The Columbus Day parade protest case against activist Russell Means was on-again, off-again Friday in Denver City and County Court.
Judge Claudia Jordan initially dismissed the case against him because the city failed to show "due diligence" in subpoenaing the arresting officer to appear, and the officer was absent.
The judge later reinstated the case because apparently she could not dismiss the case at a hearing called merely to determine whether certain evidence gathered at the time of arrest should be suppressed.
In addition to reinstating the case, however, she suppressed all evidence against Means, effectively foreclosing any conviction.
Charges were also dropped against arrestees Shannon Francis and Glenn Spagnuolo because the city couldn't determine which police officers arrested them.
The city issued a general accusation of the defense that "they are trying to make this into a media spectacle."
The city's method of issuing subpoenas and the police department's method of complying with them was called into question, and two officers who had received subpoenas still could not appear until mid-afternoon Friday because they said there were sick children at home.
At that time, the officers did identify Glenn Morris, Julie Todd, and Kareena Montoya, so they (and, technically, Russell) will be on trial at 8:30 a.m. January 16 in Courtroom 117M, City and County Building, 1437 Bannock.
Lead defense attorney David Lane was sustained repeatedly over objections by the city during his examination of SWAT officer Tom McKibben, who arrested Julie Todd.

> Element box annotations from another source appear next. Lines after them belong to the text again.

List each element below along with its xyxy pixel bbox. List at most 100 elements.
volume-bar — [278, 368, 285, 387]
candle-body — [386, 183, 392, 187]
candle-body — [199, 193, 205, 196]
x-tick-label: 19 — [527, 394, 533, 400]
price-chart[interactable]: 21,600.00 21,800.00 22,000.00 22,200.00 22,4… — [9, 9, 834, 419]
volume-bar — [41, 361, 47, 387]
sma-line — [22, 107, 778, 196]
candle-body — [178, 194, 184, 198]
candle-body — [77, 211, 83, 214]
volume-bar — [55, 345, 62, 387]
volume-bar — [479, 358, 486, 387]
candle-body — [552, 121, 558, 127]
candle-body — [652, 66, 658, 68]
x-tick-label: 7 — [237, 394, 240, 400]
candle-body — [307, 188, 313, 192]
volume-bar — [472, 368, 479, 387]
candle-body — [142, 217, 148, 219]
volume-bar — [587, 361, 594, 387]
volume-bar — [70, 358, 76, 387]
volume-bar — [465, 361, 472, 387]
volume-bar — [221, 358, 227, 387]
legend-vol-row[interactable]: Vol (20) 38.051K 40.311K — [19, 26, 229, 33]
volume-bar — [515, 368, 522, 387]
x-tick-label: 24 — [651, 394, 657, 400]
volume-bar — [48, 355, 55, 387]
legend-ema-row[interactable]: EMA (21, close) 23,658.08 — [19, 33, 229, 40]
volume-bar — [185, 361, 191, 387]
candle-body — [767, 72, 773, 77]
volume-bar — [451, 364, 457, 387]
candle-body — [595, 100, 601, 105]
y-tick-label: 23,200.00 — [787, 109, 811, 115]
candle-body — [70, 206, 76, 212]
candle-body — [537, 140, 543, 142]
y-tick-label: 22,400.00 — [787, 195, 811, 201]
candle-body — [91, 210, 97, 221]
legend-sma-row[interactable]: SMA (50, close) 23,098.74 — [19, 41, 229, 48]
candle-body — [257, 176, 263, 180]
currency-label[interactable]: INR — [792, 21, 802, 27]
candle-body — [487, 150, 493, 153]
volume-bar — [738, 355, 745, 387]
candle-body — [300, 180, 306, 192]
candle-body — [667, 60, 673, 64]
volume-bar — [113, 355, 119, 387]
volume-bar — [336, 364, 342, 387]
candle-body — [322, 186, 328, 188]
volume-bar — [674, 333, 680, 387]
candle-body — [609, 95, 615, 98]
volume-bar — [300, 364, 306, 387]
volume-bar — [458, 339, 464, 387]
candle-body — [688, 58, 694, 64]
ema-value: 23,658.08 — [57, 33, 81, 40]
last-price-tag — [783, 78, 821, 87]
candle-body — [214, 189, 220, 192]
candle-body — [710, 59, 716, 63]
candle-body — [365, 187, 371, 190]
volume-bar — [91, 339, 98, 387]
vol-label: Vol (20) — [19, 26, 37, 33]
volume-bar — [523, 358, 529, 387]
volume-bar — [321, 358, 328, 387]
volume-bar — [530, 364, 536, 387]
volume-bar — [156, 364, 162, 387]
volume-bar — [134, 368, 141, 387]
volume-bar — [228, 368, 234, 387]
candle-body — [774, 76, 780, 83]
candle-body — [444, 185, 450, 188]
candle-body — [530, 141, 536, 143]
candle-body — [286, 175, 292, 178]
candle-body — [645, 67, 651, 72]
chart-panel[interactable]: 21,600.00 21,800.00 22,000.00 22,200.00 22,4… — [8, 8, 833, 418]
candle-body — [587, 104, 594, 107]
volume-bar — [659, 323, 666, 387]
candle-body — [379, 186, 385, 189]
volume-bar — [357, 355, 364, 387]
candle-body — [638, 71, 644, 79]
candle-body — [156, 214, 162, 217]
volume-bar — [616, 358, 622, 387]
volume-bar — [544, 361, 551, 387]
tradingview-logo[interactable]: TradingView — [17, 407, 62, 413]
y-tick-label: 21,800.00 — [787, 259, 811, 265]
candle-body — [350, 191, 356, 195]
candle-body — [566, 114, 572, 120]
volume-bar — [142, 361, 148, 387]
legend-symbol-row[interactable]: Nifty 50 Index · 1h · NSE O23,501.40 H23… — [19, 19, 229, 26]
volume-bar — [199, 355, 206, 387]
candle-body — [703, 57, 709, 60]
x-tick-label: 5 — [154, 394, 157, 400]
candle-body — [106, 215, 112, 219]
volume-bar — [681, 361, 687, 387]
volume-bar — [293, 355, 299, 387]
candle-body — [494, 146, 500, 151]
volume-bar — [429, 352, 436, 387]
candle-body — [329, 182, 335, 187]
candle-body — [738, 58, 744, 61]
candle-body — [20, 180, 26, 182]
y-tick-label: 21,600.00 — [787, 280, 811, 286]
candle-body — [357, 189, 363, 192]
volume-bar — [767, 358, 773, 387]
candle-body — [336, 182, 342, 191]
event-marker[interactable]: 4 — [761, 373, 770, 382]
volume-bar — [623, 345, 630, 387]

McKibben was questioned about his interaction with Todd, whom he denied calling an obscene name. She didn't talk to him, he said, but was singing "We Shall Overcome."

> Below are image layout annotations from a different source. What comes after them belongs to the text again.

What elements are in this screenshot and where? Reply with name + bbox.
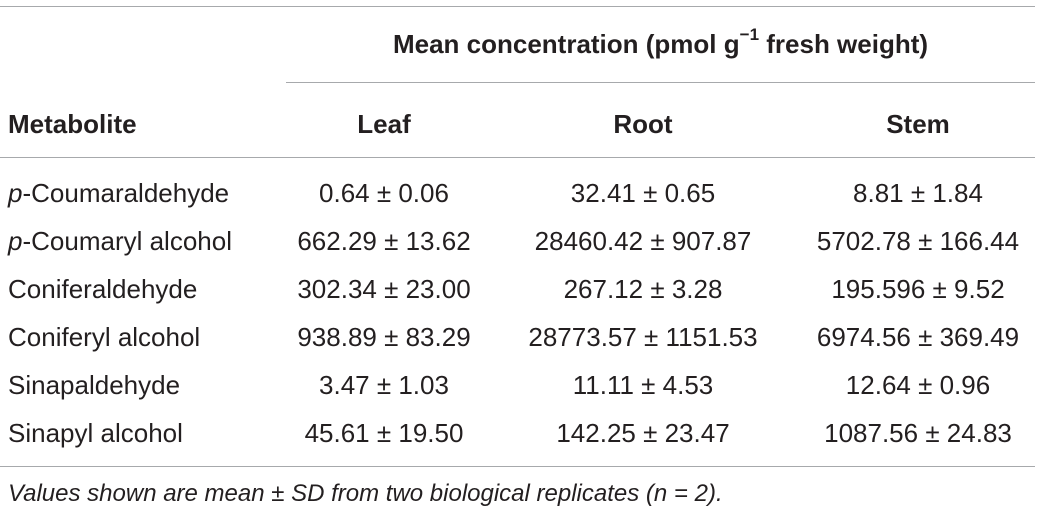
root-value: 28460.42 ± 907.87 bbox=[534, 226, 752, 256]
metabolite-name-text: Sinapyl alcohol bbox=[8, 418, 183, 448]
top-rule bbox=[0, 6, 1035, 7]
leaf-value: 938.89 ± 83.29 bbox=[297, 322, 471, 352]
bottom-rule bbox=[0, 466, 1035, 467]
metabolite-prefix: p bbox=[8, 226, 23, 256]
table-row: Sinapaldehyde 3.47 ± 1.03 11.11 ± 4.53 1… bbox=[0, 361, 1041, 409]
metabolite-name-text: Coniferyl alcohol bbox=[8, 322, 201, 352]
stem-value: 6974.56 ± 369.49 bbox=[816, 322, 1020, 352]
stem-value: 12.64 ± 0.96 bbox=[845, 370, 991, 400]
metabolite-name-text: -Coumaryl alcohol bbox=[22, 226, 232, 256]
root-value: 28773.57 ± 1151.53 bbox=[528, 322, 758, 352]
table-row: Sinapyl alcohol 45.61 ± 19.50 142.25 ± 2… bbox=[0, 409, 1041, 457]
leaf-value: 302.34 ± 23.00 bbox=[297, 274, 471, 304]
span-header-text: Mean concentration (pmol g bbox=[392, 29, 740, 59]
table-body: p-Coumaraldehyde 0.64 ± 0.06 32.41 ± 0.6… bbox=[0, 169, 1041, 457]
metabolite-name: p-Coumaraldehyde bbox=[8, 169, 229, 217]
metabolite-name: Sinapyl alcohol bbox=[8, 409, 183, 457]
stem-value: 8.81 ± 1.84 bbox=[853, 178, 983, 208]
span-header-superscript: −1 bbox=[739, 25, 760, 45]
metabolite-name: p-Coumaryl alcohol bbox=[8, 217, 232, 265]
root-value: 11.11 ± 4.53 bbox=[572, 370, 714, 400]
root-value: 32.41 ± 0.65 bbox=[570, 178, 716, 208]
header-rule bbox=[0, 157, 1035, 158]
stem-value: 1087.56 ± 24.83 bbox=[824, 418, 1012, 448]
column-header-leaf: Leaf bbox=[357, 109, 411, 139]
table-row: Coniferyl alcohol 938.89 ± 83.29 28773.5… bbox=[0, 313, 1041, 361]
metabolite-name: Coniferyl alcohol bbox=[8, 313, 200, 361]
metabolite-name: Sinapaldehyde bbox=[8, 361, 180, 409]
metabolite-name: Coniferaldehyde bbox=[8, 265, 197, 313]
metabolite-name-text: -Coumaraldehyde bbox=[22, 178, 230, 208]
stem-value: 5702.78 ± 166.44 bbox=[816, 226, 1020, 256]
span-header-tail: fresh weight) bbox=[759, 29, 929, 59]
table-row: p-Coumaraldehyde 0.64 ± 0.06 32.41 ± 0.6… bbox=[0, 169, 1041, 217]
leaf-value: 662.29 ± 13.62 bbox=[297, 226, 471, 256]
root-value: 267.12 ± 3.28 bbox=[563, 274, 723, 304]
column-header-root: Root bbox=[613, 109, 673, 139]
leaf-value: 0.64 ± 0.06 bbox=[319, 178, 449, 208]
leaf-value: 45.61 ± 19.50 bbox=[304, 418, 464, 448]
span-header: Mean concentration (pmol g−1 fresh weigh… bbox=[286, 26, 1035, 62]
table-row: Coniferaldehyde 302.34 ± 23.00 267.12 ± … bbox=[0, 265, 1041, 313]
leaf-value: 3.47 ± 1.03 bbox=[319, 370, 449, 400]
column-header-metabolite: Metabolite bbox=[8, 109, 137, 139]
metabolite-prefix: p bbox=[8, 178, 23, 208]
table-footnote: Values shown are mean ± SD from two biol… bbox=[8, 480, 723, 507]
span-header-rule bbox=[286, 82, 1035, 83]
stem-value: 195.596 ± 9.52 bbox=[831, 274, 1005, 304]
metabolite-name-text: Coniferaldehyde bbox=[8, 274, 198, 304]
table-row: p-Coumaryl alcohol 662.29 ± 13.62 28460.… bbox=[0, 217, 1041, 265]
metabolite-name-text: Sinapaldehyde bbox=[8, 370, 181, 400]
column-header-stem: Stem bbox=[886, 109, 950, 139]
root-value: 142.25 ± 23.47 bbox=[556, 418, 730, 448]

A wrist-lock--a form of pain compliance--was used to "pull her" apart from others, he said, and she was told that, because of the compliance hold, she could break her hand if she insisted on being carried rather than walking.
McKibben said he didn't know whether Todd heard a bullhorn command he said was repeated three times ordering people to leave the street. He also said he asked her three times, "Are you going to get up and leave?" which, Lane noted, was a question, not an order.
The judge cut off Lane's line of inquiry about evidence showing that the officer did or did not know whether the Columbus Day parade was a "lawful parade," and she denied the motion to suppress the police evidence.